From each sample in the evaluation set, the probability score of the Softmax function and corresponding tag value were recorded. The scores were sorted from high to low, and a threshold was set. If the probability that the sample belonged to the positive sample was greater than the threshold, it was considered a positive sample; otherwise, it was a negative sample. Each time a different threshold was selected, a set of true-positive and false-positive rates were obtained corresponding to points on the receiver operating characteristic (ROC) curve. A cut-off value for the median score of 0.5 was used. The ROC curve was plotted, and the area under the ROC curve (AUC) was calculated. The accuracy was then calculated. Statistical analysis was performed in SPSS version 22.0 (IBM Corp., Armonk, NY, USA). The characteristics of the training, internal, and external verification sets were compared using a t-test and the chi-square test/Fisher exact test. Continuous variables were described using mean ± standard deviation. Categorical variables were described using proportion (%). The clinical pathology and ultrasound characteristics were analyzed using univariate logistic regression to identify MIC. Statistical significance was considered at a threshold of P<0.05 (two-tailed).

Results

Clinical characteristics

Between January 2013 and April 2019, a total of 3,019 patients underwent surgery with a pathological diagnosis of DCIS, and 2,532 patients were excluded from the study due to the presence of an invasive carcinoma of T1a grade or above. A total of 12 patients were excluded due to negative ultrasound findings, and 8 cases were excluded due to poor ultrasound image quality.

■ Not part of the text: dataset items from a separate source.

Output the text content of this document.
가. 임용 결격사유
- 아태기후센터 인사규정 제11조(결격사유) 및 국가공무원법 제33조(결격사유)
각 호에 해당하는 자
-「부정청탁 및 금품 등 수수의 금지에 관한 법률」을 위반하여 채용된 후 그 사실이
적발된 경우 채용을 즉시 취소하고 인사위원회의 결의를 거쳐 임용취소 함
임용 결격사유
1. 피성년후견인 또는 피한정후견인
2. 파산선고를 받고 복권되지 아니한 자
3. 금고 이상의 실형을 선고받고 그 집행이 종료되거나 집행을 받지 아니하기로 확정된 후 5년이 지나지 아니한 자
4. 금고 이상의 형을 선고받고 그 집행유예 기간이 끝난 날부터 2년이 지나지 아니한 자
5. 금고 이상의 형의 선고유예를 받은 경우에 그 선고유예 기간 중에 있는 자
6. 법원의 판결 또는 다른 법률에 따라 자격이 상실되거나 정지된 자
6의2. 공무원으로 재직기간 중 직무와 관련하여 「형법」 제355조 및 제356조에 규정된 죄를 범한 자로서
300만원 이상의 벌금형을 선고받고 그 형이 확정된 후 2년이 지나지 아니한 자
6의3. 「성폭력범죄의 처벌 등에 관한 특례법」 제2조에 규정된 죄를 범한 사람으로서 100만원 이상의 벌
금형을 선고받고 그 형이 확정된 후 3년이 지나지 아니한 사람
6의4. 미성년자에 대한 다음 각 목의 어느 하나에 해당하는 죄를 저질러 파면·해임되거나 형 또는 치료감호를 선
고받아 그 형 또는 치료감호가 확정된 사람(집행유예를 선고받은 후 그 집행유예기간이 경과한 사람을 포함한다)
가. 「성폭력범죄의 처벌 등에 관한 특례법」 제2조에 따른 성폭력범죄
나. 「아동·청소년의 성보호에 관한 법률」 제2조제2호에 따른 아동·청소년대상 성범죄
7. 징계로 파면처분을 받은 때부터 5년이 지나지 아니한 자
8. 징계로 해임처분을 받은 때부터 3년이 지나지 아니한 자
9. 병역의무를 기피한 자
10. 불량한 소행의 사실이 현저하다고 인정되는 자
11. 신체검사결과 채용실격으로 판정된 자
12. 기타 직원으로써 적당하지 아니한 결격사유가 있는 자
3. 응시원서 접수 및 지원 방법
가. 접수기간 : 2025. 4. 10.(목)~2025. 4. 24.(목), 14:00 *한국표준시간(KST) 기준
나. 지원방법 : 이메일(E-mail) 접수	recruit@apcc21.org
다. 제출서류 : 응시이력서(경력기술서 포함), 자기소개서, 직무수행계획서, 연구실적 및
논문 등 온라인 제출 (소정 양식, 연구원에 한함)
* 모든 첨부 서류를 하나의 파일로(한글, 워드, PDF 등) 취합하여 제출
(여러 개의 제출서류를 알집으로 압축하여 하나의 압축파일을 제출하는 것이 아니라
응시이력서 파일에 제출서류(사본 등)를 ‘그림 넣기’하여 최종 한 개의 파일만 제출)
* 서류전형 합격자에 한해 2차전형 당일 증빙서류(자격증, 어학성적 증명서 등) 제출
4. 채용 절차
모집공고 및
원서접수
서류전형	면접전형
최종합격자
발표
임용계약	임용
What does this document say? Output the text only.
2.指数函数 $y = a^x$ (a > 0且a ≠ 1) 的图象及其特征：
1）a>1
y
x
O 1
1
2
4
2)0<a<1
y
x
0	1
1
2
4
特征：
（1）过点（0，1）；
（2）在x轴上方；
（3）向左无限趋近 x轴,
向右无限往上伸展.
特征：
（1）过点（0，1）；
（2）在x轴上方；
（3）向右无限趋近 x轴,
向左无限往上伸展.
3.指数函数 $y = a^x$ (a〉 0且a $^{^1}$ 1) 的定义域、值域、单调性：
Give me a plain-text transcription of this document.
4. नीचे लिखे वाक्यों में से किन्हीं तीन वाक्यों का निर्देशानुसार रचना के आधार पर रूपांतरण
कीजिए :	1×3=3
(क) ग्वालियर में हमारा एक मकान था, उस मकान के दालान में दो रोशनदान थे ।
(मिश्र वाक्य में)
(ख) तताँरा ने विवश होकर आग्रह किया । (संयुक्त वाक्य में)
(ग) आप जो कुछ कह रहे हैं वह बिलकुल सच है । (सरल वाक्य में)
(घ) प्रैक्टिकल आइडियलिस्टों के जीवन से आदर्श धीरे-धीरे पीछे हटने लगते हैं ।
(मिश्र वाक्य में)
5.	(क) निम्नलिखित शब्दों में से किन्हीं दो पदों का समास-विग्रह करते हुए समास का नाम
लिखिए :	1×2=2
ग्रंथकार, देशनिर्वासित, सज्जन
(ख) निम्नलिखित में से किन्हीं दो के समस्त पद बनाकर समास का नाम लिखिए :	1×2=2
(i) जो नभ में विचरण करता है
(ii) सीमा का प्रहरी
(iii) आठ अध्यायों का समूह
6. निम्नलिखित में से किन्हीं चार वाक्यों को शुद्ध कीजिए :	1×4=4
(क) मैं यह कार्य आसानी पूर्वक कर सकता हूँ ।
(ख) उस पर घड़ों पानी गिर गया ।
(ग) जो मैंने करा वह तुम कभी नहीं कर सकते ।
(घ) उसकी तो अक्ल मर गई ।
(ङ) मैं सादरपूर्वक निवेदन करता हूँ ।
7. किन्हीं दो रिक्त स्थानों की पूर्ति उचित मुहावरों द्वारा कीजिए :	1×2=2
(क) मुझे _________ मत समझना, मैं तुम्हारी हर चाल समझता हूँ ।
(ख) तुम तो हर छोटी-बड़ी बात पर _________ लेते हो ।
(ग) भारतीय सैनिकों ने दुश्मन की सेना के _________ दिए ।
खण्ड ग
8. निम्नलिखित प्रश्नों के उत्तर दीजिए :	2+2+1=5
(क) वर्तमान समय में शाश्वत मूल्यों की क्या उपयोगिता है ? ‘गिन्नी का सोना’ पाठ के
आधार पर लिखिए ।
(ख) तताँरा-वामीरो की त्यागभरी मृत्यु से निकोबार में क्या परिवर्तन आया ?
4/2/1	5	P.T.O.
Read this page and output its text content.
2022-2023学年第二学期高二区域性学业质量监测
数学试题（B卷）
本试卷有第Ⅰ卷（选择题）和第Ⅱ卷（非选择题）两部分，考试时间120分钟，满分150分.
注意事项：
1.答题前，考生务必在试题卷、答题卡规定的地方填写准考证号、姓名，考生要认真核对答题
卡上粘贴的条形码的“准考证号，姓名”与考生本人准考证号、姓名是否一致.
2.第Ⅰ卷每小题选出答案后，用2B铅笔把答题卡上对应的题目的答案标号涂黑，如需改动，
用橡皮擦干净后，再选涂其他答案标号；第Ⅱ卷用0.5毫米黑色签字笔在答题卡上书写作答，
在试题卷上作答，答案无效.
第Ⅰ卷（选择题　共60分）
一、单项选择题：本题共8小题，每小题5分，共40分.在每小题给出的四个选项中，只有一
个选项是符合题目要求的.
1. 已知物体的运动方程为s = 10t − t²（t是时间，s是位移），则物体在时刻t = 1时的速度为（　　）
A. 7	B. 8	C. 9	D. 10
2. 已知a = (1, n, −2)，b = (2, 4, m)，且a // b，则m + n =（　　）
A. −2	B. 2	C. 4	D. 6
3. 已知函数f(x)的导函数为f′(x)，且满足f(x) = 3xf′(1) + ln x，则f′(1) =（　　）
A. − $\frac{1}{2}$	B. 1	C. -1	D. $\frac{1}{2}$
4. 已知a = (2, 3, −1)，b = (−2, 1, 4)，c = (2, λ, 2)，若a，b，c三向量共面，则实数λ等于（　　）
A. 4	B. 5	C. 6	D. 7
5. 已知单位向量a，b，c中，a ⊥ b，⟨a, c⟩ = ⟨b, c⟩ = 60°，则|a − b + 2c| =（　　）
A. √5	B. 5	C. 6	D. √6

Between January 2017 and December 2019, 101 patients with DCIS with or without MIC were finally reported by pathology after surgery in Sichuan Provincial People’s Hospital. All 568 patients included in the study were women, 322 (56.7%) without MIC, and 246 (43.3%) with MIC. The training, internal evaluation, and external verification sets consisted of 373, 94, and 101 patients, respectively, with ages 48.79±11.12 (range, 21 to 83) years, 46.64±10.71 (range, 21 to 81) years, and 45.41±8.85 (range 25 to 70) years, respectively. The characteristics of the training, internal verification, and external verification datasets are shown in . Age (P=0.086), menstrual status (P=0.158), histology (P=0.977), gland background (P=0.949), phenotype (P=0.751), and calcification (P=0.407) did not differ between the three datasets. Nuclear grade (P=0.115), necrosis (P=0.930), ER (P=0.233), PR (P=0.316), HER2 (P=0.184), Ki-67 (P=0.103), and lymphatic metastasis (P=0.663) did not differ between the training and internal validation sets.

Table 1

Patient demographic and ultrasonic visual characteristics

Characteristics	Training (n=373), n (%)	Internal validation (n=94), n (%)	External validation (n=101), n (%)	P value*
Age, mean ± SD [range]	48.79±11.12 [21–83]	46.64±10.71 [21–81]	45.41±8.85 [25–70]	0.086
Menstrual status				0.158
Premenopausal	216 (57.91)	62 (65.96)	71 (70.30)
Postmenopausal	157 (42.09)	32 (34.04)	30 (29.70)
Histology				0.977
DCIS	203 (54.42)	51 (54.26)	68 (67.33)
DCIS MIC	170 (45.58)	43 (45.74)	33 (32.67)
Nuclear grade				0.115
High	220 (58.98)	47 (50.00)	NA
Low and medium	148 (39.70)	46 (48.94)	NA
Null	5 (1.32)	1 (1.06)	NA
Necrosis				0.930
Yes	123 (32.96)	32 (34.04)	NA
No	245 (65.68)	61 (64.89)	NA
Null	5 (1.36)	1 (1.07)	NA
ER				0.233
Positive	174 (46.65)	45 (47.87)	NA
Negative	115 (30.83)	33 (35.11)	NA
Null	84 (22.52)	16 (17.02)	NA
PR				0.316
Positive	155 (41.55)	42 (44.68)	NA
Negative	133 (35.66)	36 (38.30)	NA
Null	85 (22.79)	16 (17.02)	NA
HER2				0.184
Negative	171 (45.84)	49 (52.13)	NA
Positive	118 (31.64)	29 (30.85)	NA
Null	84 (22.52)	16 (17.02)	NA
Ki-67				0.103
Low expression	184 (49.33)	55 (58.51)	NA
High expression	105 (28.15)	23 (24.47)	NA
Null	84 (22.52)	16 (17.02)	NA
Lymphatic metastasis				0.663
Yes	6 (1.60)	1 (1.11)	NA
No	367 (98.40)	93 (98.89)	NA
Gland background				0.949
Homogeneous	201 (53.89)	51 (54.26)	46 (45.54)
Heterogeneous	172 (46.11)	43 (45.74)	55 (54.46)
Phenotype				0.751
Mass	148 (39.70)	39 (41.49)	51 (50.50)
Other type**	225 (60.30)	55 (58.51)	50 (49.50)
Calcification				0.407
Present	232 (62.20)	54 (57.45)	63 (62.38)
Absent	141 (37.80)	40 (42.55)	38 (37.62)

*, T-test between training and internal validation cohort. **, Other type includes indistinct hypoechoic area; dilated duct; architectural distortion; complicated cyst; and local thickening of glands. SD, standard deviation; DCIS, ductal carcinoma in situ; MIC, microinvasion; ER, estrogen receptor; PR, progesterone receptor; HER2, human epidermal growth factor receptor 2; NA, not available.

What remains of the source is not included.